The following fields are mandatory:
- Server configuration identifier: The friendly name of the server.
- Remote server system name: The actual name of the jump server. This should be the name (FQDN, simple name, or IP) that can be reached from the client systems initiating the sessions.
- Use RemoteApp to launch the liebsoft launcher on the server: This option must be selected to remotely launch applications from the jump server using RemoteApp.
- Launcher path on jump server: The path to the launcher on the jump server. If the option Use RemoteApp to launch the liebsoft launcher on the server is enabled, this option is unavailable.
- Use RemoteApp connection broker (RDS 2012+ only)
- Connection broker: The fully qualified domain name (FQDN) of the connection broker, such as 2k12r2-3.demo.msft.
- Load balancer info: The loadbalanceinfo value from the .rdp file, such as tsv://MS Terminal Services Plugin.1.lsc.example.
Make sure your RDS collection name does not exceed 16 characters. Microsoft truncates names exceeding 16 characters when storing the name in the registry. If the truncated name does not match the configured load balancer info value, the following error message is returned "Your computer can't connect to the remote computer because the connection broker couldn't validate the settings in your RDP file."
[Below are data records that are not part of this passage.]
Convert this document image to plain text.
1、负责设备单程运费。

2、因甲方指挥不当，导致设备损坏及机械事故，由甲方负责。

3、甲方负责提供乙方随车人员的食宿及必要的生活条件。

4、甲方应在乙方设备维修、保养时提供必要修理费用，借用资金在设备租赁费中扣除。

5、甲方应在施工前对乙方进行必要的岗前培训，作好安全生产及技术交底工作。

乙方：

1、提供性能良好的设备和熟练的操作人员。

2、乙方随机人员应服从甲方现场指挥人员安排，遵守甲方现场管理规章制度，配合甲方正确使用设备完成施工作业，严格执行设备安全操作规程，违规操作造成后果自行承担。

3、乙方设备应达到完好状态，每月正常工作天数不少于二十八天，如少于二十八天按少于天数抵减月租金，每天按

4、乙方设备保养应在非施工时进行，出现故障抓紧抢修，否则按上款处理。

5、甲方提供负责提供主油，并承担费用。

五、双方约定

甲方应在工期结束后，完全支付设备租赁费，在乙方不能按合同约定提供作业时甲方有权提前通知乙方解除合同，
- Use integrated Windows credentials to login to the jump server: This feature connects to the jump server using user credentials rather than a specific jump server login. This occurs when the following requirements are met:
- The jump server is properly configured for web single-server sign-on
- The web application is also configured for use with integrated authentication
- The user logs in using integrated authentication
- The login user has permissions to launch the application and RDP to the server
- Prompt for login credentials to application server: This prevents credentials from being automatically provided when connecting to the jump server. The user performing the application launch must provide credentials for the jump server.
- Login credential system name: Enter the name of the system as it appears in BeyondTrust Privileged Identity. If the application launcher is using stored (managed) credentials to log into the jump server, this field must be completed. It is recommended to use a domain credential for this purpose.
- Login credential account name: Enter the name of the account used to log in to the jump server. It is recommended to use a domain credential for this purpose.
- Login credential domain name: Enter the domain the account belongs to.
- Load saved password for connection from password store: Select this option to pull managed passwords from the password store. To use a hard-coded password, enter the actual password in the remote server logon password field.
- [Script Launch] Path to script files on client systems: Enter the path to the script automation files. This path is used when launching web-based applications. The default location for these scripts is C:\Program Files (x86)\Lieberman\Roulette\LaunchApp\WebAutomation.
- Update OIT agent data for agent running on the server: Select this option to change certain metadata attributes to reflect which user account is performing certain actions. This functionality works with ObserveIT only and affects auditing information stored within ObserveIT.
If using the built-in session recording from BeyondTrust instead of the ObserveIT session recorder, refrain from checking the Update OIT agent data for agent running on the server option. Checking this option prevents the built-in session recorder from operating.
Once the entries are validated, click OK.
If the option to Load saved password for connection from password store is selected and a stored password for the target account doesn't exist, a warning appears.
All of these settings can be changed at any time without having to make any changes to IIS, performing IISReset, or other administrative actions.